Но дело не в том, как создавалась «Морфология» и что переживал автор, а в вопросах совершенно принципиальных. Формальное изучение нельзя отрывать от исторического и противопоставлять их. Как раз наоборот: формальное изучение, точное систематическое описание изучаемого материала есть первое условие, предпосылка исторического изучения и вместе с тем первый шаг его. В разрозненном изучении отдельных сюжетов нет недостатка: они в большом количестве даны в трудах так называемой финской школы. Однако, изучая отдельные сюжеты в отрыве друг от друга, сторонники этого направления не видят никакой связи сюжетов между собой, не подозревают даже о наличии или возможности такой связи. Такая установка характерна для формализма. Для формалистов целое есть механический конгломерат из разрозненных частей. Соответственно, в данном случае жанр волшебной сказки представляется как совокупность не связанных между собой отдельных сюжетов. Для структуралиста же части рассматриваются и изучаются как элементы целого и в их отношении к целому. Структуралист видит целое, видит систему там, где формалист ее видеть не может. То, что дается в «Морфологии», дает возможность межсюжетного изучения жанра как некоего целого, как некой системы, вместо изучения посюжетного, как это делается в трудах финской школы, которую, несмотря на все ее заслуги, как мне кажется, упрекают в формализме справедливо. Сравнительное межсюжетное изучение открывает широкие исторические перспективы. Историческому объяснению в первую очередь подлежат не отдельные сюжеты, а та композиционная система, к которой они принадлежат. Тогда между сюжетами откроется историческая связь, и этим прокладывается путь к изучению и отдельных сюжетов.

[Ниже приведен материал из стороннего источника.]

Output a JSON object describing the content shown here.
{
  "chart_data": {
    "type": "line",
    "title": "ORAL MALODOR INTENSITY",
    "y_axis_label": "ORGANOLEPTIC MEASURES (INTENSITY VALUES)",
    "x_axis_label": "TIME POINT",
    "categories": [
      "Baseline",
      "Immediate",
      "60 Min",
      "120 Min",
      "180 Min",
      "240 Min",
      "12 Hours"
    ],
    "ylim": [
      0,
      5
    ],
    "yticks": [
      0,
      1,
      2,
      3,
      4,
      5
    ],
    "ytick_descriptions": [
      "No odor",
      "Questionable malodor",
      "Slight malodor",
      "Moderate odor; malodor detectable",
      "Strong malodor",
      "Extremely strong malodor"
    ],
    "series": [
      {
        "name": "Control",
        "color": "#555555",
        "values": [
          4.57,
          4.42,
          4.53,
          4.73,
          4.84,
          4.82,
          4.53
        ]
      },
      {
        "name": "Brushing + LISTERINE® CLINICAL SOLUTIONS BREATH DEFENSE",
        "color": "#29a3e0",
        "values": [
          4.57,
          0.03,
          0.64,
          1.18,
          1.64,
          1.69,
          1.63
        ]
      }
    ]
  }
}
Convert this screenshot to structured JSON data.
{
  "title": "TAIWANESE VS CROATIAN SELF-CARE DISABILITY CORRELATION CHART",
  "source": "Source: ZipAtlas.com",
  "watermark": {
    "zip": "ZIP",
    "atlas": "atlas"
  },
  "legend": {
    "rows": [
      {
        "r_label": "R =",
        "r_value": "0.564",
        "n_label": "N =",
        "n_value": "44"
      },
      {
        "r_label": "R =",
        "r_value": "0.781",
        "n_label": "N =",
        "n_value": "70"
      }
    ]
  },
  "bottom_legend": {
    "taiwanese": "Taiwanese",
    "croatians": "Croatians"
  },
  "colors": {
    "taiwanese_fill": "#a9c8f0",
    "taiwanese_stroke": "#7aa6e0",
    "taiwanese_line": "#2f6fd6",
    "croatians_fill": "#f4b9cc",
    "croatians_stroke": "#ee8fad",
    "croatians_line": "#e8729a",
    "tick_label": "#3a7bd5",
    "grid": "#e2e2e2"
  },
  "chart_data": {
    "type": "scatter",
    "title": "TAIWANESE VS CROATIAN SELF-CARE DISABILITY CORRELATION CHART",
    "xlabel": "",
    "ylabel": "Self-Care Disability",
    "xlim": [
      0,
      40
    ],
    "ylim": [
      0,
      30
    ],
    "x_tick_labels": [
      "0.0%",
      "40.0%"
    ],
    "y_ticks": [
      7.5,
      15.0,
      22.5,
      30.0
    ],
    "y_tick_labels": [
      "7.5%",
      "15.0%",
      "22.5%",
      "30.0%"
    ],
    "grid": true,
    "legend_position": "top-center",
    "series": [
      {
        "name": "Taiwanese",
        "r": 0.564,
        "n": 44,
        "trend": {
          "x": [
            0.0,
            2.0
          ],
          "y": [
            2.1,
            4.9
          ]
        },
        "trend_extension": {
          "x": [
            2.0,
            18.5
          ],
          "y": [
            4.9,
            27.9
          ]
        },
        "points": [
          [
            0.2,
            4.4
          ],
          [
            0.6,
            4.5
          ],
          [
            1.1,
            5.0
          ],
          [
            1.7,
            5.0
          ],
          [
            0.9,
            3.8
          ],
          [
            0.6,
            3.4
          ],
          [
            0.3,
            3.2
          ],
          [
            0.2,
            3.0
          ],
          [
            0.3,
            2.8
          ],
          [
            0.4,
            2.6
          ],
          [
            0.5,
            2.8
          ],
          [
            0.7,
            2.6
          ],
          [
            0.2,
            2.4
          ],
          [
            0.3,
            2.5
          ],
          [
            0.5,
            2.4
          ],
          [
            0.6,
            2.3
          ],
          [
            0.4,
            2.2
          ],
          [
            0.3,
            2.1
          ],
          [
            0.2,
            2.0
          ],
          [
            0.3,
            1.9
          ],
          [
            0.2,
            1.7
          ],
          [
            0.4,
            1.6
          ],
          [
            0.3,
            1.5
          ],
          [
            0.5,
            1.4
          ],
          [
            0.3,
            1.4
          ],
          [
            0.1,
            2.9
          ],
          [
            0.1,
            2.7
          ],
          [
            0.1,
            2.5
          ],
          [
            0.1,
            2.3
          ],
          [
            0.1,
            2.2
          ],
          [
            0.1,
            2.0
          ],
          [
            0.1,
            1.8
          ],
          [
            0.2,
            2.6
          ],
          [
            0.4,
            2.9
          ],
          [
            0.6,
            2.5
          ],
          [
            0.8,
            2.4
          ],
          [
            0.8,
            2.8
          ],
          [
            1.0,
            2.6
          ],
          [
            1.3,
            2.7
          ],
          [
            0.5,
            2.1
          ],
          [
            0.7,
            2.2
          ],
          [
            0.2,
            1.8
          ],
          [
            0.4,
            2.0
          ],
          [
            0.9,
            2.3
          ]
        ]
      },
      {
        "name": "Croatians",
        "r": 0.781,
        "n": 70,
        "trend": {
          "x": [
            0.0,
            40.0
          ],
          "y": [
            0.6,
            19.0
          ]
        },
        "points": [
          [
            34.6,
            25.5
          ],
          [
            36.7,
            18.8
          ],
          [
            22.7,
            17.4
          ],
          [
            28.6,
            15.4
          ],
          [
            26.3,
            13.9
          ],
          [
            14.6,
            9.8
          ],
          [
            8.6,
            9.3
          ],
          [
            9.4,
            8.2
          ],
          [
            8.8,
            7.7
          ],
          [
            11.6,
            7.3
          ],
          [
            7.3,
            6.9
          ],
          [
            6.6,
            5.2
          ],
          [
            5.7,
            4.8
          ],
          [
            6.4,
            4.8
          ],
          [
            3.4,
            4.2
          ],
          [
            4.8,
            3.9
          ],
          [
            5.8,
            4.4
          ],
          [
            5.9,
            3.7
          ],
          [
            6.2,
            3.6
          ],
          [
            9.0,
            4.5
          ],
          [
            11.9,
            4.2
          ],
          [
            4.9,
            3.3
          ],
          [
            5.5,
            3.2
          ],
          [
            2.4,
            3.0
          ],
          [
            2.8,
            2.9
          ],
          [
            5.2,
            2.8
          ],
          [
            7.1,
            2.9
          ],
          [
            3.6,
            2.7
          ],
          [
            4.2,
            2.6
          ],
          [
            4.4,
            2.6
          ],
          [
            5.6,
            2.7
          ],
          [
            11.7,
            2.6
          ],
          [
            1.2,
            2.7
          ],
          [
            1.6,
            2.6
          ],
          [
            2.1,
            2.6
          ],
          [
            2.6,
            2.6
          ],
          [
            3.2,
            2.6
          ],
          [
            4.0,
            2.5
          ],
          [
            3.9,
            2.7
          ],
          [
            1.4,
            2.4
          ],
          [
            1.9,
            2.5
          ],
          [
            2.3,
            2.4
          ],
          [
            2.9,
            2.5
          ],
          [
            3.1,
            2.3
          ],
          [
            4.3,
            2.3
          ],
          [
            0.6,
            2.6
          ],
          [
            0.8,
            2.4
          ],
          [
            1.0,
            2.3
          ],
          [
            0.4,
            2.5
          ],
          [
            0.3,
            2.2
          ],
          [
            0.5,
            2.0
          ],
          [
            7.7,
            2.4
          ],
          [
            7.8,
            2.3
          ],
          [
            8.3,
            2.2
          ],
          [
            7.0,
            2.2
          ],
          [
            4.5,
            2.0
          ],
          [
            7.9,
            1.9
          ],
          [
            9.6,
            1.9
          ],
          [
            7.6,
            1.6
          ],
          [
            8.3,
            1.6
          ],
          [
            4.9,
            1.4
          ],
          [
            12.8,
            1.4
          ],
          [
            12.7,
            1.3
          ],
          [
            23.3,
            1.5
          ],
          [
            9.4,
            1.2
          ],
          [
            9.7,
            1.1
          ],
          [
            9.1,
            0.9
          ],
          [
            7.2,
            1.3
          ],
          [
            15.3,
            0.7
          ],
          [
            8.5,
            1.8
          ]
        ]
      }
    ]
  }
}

Но вопрос об отношении формального изучения к историческому охватывает только одну сторону дела. Другая касается понимания отношения формы к содержанию и способов их изучения. Под формалистическим изучением обычно понимается изучение формы безотносительно к содержанию. Проф. Леви-Стросс даже говорит о их противопоставлении. Такой взгляд не противоречит взглядам современных советских литературоведов. Так, Ю. М. Лотман, один из активнейших исследователей в области структурального литературоведения, пишет, что основной порок так называемого «формального метода» в том, что он зачастую подводил исследователей к взгляду на литературу как на сумму приемов, механический конгломерат[47]. К этому можно бы прибавить еще другое: для формалистов форма имеет свои самодовлеющие законы и имманентные, независимые от общественной истории законы развития. С этой точки зрения развитие в области литературного творчества есть саморазвитие, определяющееся законами формы.
Но если эти определения формализма верны, книгу «Морфология сказки» никак нельзя назвать формалистической, хотя проф. Леви-Стросс и далеко не единственный обвинитель. Не всякое изучение формы есть изучение формалистическое, и не всякий ученый, изучающий художественную форму произведений словесного или изобразительного искусства, есть непременно формалист.
Уже выше я приводил слова проф. Леви-Стросса о том, что мои выводы о структуре волшебной сказки представляют собой фантом, формалистическое привидение – une vision formaliste. Это не случайно оброненное слово, а глубочайшее убеждение автора. Он считает, что я – жертва субъективных иллюзий (с. 21). Из многих сказок я конструирую одну, которая никогда не существовала. Это «абстракция, такая беспредметная, что она не учит нас ничему об объективных причинах, почему существует множество отдельных сказок» (с. 25). Что моя абстракция, как выведенную мною схему называет проф. Леви-Стросс, не открывает причин разнообразия – это верно. Этому учит только историческое рассмотрение. Но что она беспредметна и представляет собой иллюзию – неверно. Слова проф. Леви-Стросса показывают, что он, по-видимому, просто не понял моего совершенно эмпирического конкретного детализованного исследования. Как это могло случиться? Проф. Леви-Стросс жалуется, что мою работу вообще трудно понять. Можно заметить, что люди, у которых много своих мыслей, трудно понимают мысли других. Они не понимают того, что понимает человек непредубежденный. Мое исследование не подходит под общие взгляды проф. Леви-Стросса, и в этом одна из причин такого недоразумения. Другая лежит во мне самом. Когда писалась книга, я был молод и потому был убежден, что стоит высказать какое-нибудь наблюдение или какую-нибудь мысль, как все сейчас же ее поймут и разделят. Поэтому я выражался чрезвычайно коротко, стилем теорем, считая излишним развивать или подробно доказывать свои мысли, так как и без того все ясно и понятно с первого взгляда. Но в этом я ошибался.
Начнем с терминологии. Я должен признать, что термин «морфология», которым я когда-то так дорожил и который я заимствовал у Гёте, вкладывая в него не только научный, но и какой-то философский и даже поэтический смысл, выбран был не совсем удачно. Если быть совершенно точным, то надо было говорить не «морфология», а взять понятие гораздо более узкое и сказать «композиция», и так и назвать: «Композиция фольклорной волшебной сказки». Но слово «композиция» тоже требует определения, под ним можно подразумевать разное. Что же под этим подразумевается здесь?